Turning to Mr Brewer is seen by many as the desperate act of a desperate organisation.

"By bringing in someone from the military, it's basically an admission that the way schools have been governed and administered by educrats is just not working," said Lance Izumi, director of education studies at the Pacific Research Institute think tank.

Mr Izumi, a member of Governor Arnold Schwarzenegger's California Education Coalition, said Mr Brewer needed to surround himself with similar reform-minded advisers to make any positive changes.

"The Los Angeles Unified School District is incredibly top-heavy. There is one bureaucrat for every teacher (a ratio which was 1:7 40 years ago), so you've got a lot of people who are interested in saving their jobs," he said.

"Brewer needs to start cutting the fat, and there's a lot to cut, and to go outside of this culture for advice or it'll just be more of the same."

As parents who have had to endure underperforming schools know, more of the same means declining standards and rising exasperation.

"What really irks me is that they spend $US11,000 a year to basically not educate our kids," said Mary O'Connor, a mother of two.

"That's my taxes at work.
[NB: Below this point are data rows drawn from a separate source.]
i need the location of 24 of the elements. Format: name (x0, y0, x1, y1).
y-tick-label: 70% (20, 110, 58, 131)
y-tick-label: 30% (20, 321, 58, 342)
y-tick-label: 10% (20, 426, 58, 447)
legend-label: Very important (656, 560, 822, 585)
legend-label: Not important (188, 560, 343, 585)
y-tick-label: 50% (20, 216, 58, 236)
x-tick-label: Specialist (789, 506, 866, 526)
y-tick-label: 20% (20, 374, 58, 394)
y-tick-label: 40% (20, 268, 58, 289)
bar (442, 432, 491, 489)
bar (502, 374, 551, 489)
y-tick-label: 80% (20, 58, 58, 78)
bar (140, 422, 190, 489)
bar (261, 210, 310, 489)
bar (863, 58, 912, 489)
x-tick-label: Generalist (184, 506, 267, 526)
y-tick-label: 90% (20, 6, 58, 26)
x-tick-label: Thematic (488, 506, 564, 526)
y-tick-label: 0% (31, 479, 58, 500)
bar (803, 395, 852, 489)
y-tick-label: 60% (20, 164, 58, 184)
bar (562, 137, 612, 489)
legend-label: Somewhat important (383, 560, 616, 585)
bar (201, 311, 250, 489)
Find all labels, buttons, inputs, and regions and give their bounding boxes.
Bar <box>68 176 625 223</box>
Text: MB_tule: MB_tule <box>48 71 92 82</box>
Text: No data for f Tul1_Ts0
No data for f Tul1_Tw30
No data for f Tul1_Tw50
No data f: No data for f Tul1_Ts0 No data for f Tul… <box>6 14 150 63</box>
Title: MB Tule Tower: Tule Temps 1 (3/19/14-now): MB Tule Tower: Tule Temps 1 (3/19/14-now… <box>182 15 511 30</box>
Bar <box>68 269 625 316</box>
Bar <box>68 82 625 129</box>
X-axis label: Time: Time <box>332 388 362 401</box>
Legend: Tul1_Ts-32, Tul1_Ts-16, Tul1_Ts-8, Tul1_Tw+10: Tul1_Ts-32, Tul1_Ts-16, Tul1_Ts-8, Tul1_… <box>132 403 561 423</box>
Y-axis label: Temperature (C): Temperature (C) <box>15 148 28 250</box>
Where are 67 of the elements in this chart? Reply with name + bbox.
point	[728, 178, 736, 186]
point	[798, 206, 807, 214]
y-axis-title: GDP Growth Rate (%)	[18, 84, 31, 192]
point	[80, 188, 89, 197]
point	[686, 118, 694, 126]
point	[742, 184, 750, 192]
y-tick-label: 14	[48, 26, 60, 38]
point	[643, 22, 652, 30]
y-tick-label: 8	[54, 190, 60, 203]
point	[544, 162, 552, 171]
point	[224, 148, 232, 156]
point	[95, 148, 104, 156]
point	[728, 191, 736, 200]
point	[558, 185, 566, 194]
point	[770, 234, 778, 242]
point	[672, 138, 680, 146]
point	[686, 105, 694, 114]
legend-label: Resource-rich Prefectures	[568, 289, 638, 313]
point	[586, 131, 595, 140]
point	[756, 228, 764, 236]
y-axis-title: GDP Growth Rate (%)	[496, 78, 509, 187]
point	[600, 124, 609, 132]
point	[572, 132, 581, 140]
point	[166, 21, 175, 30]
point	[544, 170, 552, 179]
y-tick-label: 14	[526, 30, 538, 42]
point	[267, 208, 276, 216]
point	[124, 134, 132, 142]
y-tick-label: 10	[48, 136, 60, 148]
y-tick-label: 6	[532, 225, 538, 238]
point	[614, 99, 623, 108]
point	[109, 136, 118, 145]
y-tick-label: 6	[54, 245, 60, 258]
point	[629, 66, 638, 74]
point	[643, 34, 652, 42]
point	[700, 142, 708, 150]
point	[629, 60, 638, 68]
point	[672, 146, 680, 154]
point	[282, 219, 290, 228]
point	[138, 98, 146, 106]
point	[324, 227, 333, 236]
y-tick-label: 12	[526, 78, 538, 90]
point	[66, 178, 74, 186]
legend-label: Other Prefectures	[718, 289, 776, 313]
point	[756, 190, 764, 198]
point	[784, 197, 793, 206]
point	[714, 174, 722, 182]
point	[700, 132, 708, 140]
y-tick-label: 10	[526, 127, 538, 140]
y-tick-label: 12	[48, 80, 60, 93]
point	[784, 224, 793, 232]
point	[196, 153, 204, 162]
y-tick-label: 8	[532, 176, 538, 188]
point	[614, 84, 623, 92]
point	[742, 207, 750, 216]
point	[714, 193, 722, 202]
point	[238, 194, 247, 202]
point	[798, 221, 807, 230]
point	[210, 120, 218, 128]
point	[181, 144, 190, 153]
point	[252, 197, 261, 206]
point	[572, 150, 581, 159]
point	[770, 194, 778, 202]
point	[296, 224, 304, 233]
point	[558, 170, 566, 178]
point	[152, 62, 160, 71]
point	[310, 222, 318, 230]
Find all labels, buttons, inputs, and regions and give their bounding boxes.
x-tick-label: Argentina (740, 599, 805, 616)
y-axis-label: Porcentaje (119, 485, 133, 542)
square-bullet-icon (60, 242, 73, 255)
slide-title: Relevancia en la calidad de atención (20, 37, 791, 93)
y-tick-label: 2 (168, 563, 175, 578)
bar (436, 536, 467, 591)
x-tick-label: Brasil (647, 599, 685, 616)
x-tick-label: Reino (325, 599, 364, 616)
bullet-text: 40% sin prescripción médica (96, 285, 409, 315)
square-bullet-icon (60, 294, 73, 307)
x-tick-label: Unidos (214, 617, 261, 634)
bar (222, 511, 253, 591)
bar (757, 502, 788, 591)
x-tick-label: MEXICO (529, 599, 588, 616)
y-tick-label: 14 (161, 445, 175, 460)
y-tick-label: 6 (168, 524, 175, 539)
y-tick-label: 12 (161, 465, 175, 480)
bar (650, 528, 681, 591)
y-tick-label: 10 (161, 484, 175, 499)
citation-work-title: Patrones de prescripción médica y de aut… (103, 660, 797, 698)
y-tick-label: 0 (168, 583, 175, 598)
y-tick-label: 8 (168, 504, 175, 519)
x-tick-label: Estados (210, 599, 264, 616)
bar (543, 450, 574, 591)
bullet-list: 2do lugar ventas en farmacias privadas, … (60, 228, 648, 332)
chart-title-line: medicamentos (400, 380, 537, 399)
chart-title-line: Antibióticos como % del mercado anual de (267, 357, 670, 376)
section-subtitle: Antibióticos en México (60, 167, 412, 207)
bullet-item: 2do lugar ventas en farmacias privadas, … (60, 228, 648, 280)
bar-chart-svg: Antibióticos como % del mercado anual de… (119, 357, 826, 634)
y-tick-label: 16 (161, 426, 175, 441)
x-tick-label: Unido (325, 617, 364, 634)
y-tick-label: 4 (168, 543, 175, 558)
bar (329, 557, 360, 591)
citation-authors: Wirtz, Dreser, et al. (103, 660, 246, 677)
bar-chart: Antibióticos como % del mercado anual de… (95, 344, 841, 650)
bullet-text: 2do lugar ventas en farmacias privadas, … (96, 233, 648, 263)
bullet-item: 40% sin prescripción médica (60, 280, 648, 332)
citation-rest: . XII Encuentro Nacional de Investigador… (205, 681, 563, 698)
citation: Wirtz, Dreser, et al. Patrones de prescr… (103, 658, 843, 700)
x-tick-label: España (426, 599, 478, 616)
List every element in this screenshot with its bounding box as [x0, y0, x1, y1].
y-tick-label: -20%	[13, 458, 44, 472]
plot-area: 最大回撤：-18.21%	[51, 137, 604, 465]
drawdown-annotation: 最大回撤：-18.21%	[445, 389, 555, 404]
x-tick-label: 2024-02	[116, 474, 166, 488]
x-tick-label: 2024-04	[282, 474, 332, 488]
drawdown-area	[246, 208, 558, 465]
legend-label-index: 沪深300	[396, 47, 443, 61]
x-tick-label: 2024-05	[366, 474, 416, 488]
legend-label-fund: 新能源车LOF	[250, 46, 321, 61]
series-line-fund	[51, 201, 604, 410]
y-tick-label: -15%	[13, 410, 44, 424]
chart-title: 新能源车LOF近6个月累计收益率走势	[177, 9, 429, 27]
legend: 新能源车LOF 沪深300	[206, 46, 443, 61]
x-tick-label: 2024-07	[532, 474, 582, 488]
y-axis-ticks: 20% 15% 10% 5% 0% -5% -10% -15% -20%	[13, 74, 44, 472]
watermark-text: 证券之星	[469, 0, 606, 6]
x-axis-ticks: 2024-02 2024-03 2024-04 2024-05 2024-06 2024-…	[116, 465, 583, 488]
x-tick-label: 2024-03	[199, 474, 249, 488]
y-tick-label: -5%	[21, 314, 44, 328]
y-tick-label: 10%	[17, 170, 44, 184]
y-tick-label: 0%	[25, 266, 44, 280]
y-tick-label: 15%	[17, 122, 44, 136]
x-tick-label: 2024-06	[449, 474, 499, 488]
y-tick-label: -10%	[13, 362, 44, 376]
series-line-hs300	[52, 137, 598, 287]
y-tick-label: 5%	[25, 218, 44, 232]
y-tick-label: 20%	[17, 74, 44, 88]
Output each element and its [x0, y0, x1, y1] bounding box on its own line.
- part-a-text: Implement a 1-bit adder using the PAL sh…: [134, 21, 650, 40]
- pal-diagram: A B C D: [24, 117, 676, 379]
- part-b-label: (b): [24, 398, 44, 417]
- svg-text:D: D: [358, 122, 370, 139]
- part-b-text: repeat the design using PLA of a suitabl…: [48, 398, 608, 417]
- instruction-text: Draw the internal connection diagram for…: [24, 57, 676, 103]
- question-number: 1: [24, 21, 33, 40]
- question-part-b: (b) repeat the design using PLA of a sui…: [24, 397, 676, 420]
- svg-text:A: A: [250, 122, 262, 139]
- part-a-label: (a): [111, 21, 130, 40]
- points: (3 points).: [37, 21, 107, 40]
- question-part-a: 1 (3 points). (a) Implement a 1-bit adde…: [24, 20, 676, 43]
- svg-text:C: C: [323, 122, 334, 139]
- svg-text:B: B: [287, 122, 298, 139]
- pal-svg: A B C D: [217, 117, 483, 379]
And on top of that, parents have to pay for a private school because they can't send their kids to a public school."

The refrain is heard throughout the city, but despite popular support, voters turned against a voucher system, in which schools, public and private, compete for students who are given the power to choose a school with the money the state would normally spend on them.

"The fact that the school system here is not reforming itself means that eventually we will need to look again at something like vouchers, which makes a lot of sense to a lot of people," said Mr Izumi.

It makes little sense to the teacher unions, however, which pull the strings on much of what happens within LAUSD.

The influence of the unions has meant that bad teachers are virtually immune from being sacked.

"You can have a person committing educational malpractice in the classroom every day but they can't be removed," Mr Izumi said.

"It costs something like $US400,000 to remove a single teacher from the system with all the appeals and hearings, so it's really the dance of the lemons, shuffling them from one school to another, or in some instances, promoting them."

Many critics of the school system admit that the influx of Hispanics, who represent three of every four students within LAUSD and do not always speak English well, has provided an educational challenge.

But the system's decline can be traced back to the 1960s, when teaching universities began to move away from tried and tested methods of education such as phonics in search of more modern, though flawed, approaches, such as the disastrous language experiment.

"Students going into teaching were subjected to a whole lot of psychobabble about how children needed to discover their own knowledge," Mr Izumi said.

"That's fine, but teach them to read and spell and write and add up first.

"Instead, we got all these faddish ideas like 'whole language' and 'fuzzy math', which really made it impossible for kids to learn.

"And now we're bearing the fruits of that."